New Product Research: A Dynamic Approach to Feature Prioritization
White Paper about Bracket™
Have you had this problem? You need to measure preference for the features in your product/service but there are just so many of them it seems like an impossible task. Using conventional approaches you would have asked about the importance of each feature on a scale. But we all know how that story goes. With no other constraints, respondents don't have an incentive to say that anything is unimportant. You could use constraint-based methods like constant sum scales, but cannot realistically deal with more than a handful of features at a time. Over the last few years, the most popular technique to address this kind of feature prioritization problem has been Max-Diff (see white paper on Max-Diff). But using Max-Diff when there are more than a dozen attributes becomes a real chore. So what can you do when you have dozens of features that need to be efficiently culled? Let's first start with a look at a standard Max-Diff approach.
A New Approach
Sounds like a winner, but how do we know that we are actually getting good quality data on the back end? We ran tests to confirm this and here is what we found.
A Bracket™ Example
The subject in this case was how movie-goers make decisions about which movie to see and where to see it. One can imagine many such factors: the stars, the director, the theater location, the show timing, etc. We imagined 18 of them and constructed a study where one cell of respondents was provided a standard Max-Diff task, while another cell was provided a Bracket™ task.
We know which profile options respondents picked in the holdout validation tasks in the study. Based on the individual level utilities (preferences for features) that we got from the analysis we can also make a prediction of which options they would pick. Comparing the two tells how well we did in estimating respondent preferences. So what did we find?
What we found surprised us. The validation hit rate for Max-Diff was 47% and for Bracket™ it was 45% (these numbers are in the expected range given the type of validation task and the domain). In other words, there was almost no difference between the more rigorous Max-Diff approach and the less rigorous, but more engaging, Bracket™ approach. How could this be?
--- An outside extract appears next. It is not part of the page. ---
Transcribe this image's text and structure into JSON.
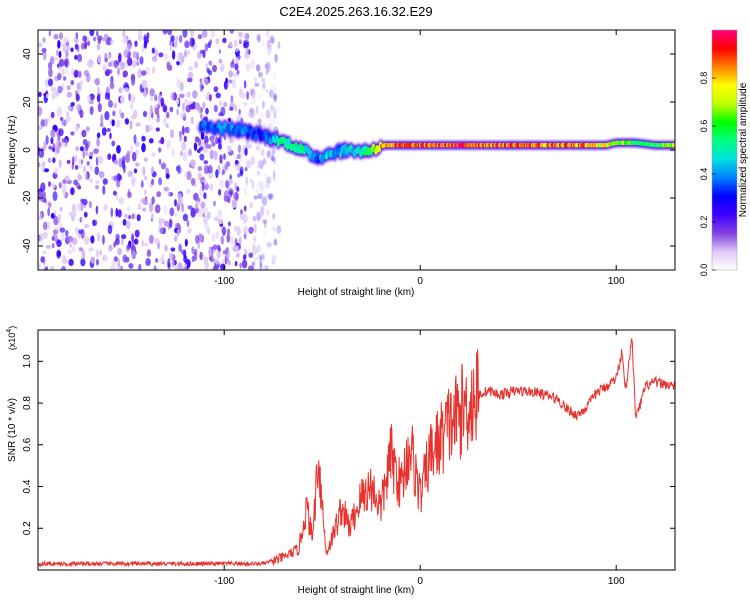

We further investigated the issue by examining carefully the information from each round of Bracket™ and found that information respondents provided in the very first round were highly useful. Think about that for a second. In the first round, respondents see each feature just once in random groupings of three. But the information they provide there, combined with the Hierarchical Bayesian analysis is capable of producing a very robust foundation on which the next two rounds can sit. This tells us that Bracket™ is capable of producing very nearly Max-Diff type information content.
As mentioned before, we deliberately set the test up to be fair to Max-Diff and therefore chose to use only 18 features. Our contention is that when there are far more features Bracket™ will be the only useable method as Max-Diff would be too tedious. This validation study, well, validates that notion by establishing the robustness of Bracket™. However, it also raises the question of whether Bracket™ could be used in cases where there are fewer features to test and we are hard pressed to argue against that.
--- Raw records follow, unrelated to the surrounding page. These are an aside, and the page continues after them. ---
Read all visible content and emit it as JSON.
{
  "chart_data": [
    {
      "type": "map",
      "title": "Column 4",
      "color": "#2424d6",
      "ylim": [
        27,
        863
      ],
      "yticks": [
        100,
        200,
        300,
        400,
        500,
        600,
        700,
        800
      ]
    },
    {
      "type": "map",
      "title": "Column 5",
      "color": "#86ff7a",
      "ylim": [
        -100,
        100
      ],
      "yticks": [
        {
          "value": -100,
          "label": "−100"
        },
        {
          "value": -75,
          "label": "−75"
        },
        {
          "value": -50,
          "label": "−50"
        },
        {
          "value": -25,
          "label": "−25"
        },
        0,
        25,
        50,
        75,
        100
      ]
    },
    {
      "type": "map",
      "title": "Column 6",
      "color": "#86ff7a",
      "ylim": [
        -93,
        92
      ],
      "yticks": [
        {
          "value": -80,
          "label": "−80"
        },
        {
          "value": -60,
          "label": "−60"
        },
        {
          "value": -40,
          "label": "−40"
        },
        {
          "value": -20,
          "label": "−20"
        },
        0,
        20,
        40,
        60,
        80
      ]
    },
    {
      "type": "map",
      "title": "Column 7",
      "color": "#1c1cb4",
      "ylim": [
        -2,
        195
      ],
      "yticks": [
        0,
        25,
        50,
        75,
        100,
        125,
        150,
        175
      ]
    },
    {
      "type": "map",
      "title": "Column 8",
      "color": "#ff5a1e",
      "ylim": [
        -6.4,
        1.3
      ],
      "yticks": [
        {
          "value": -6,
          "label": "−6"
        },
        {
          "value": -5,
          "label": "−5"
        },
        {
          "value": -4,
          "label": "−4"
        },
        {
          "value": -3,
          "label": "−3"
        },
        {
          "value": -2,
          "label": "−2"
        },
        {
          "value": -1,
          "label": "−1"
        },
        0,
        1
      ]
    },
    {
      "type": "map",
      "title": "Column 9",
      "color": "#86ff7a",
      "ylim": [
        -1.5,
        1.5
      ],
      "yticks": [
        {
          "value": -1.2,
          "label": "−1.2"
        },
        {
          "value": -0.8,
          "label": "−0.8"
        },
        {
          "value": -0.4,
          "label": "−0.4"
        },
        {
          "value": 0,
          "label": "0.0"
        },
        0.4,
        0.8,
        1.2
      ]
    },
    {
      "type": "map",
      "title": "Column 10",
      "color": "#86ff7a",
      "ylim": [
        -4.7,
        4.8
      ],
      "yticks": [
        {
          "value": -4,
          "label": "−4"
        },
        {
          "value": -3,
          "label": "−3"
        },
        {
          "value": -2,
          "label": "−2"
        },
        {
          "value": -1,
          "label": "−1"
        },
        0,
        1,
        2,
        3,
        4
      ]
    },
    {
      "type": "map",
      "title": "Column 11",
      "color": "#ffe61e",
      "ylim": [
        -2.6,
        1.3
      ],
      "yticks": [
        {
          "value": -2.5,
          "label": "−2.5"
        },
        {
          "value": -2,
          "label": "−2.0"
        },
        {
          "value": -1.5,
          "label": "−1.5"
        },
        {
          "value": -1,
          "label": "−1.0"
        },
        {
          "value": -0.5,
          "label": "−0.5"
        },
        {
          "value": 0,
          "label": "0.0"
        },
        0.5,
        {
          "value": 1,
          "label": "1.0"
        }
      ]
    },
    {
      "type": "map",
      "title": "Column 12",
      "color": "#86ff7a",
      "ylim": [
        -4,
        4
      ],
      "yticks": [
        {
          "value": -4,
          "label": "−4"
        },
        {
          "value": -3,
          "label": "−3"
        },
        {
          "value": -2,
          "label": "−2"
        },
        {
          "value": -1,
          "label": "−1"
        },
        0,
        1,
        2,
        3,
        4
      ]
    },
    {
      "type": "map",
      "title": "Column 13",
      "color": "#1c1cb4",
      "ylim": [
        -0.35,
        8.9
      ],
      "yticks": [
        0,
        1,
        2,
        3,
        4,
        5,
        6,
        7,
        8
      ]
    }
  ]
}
We have applied this approach to several studies with feature sets varying from the teens to the fifties and have found it possible to elicit individual level preferences while keeping respondents engaged. We don't see why even larger feature sets cannot be practically prioritized.
Another advantage we have learned by applying Bracket™ is that the tournament-based approach is particularly well suited in situations where the features are not well distinguished from each other. In such cases standard Max-Diff tasks become even more difficult for respondents, whereas Bracket™ tasks are well suited to help respondents focus on the most important ones. Consider message testing where many of the messages being tested may be only subtly different from each other. As we found out in a test, regular Max-Diff can lead to a confusing mess, whereas Bracket™ can provide quite clear results.
Feature prioritization is a very common new product research problem. However, as the number of features increases into the teens and beyond it becomes difficult to use state-of-the-art methods like Max-Diff without substantially increasing the tedium quotient of the study. Bracket™ is a tournament-based approach that produces Max-Diff like results and can easily prioritize fifty or more features.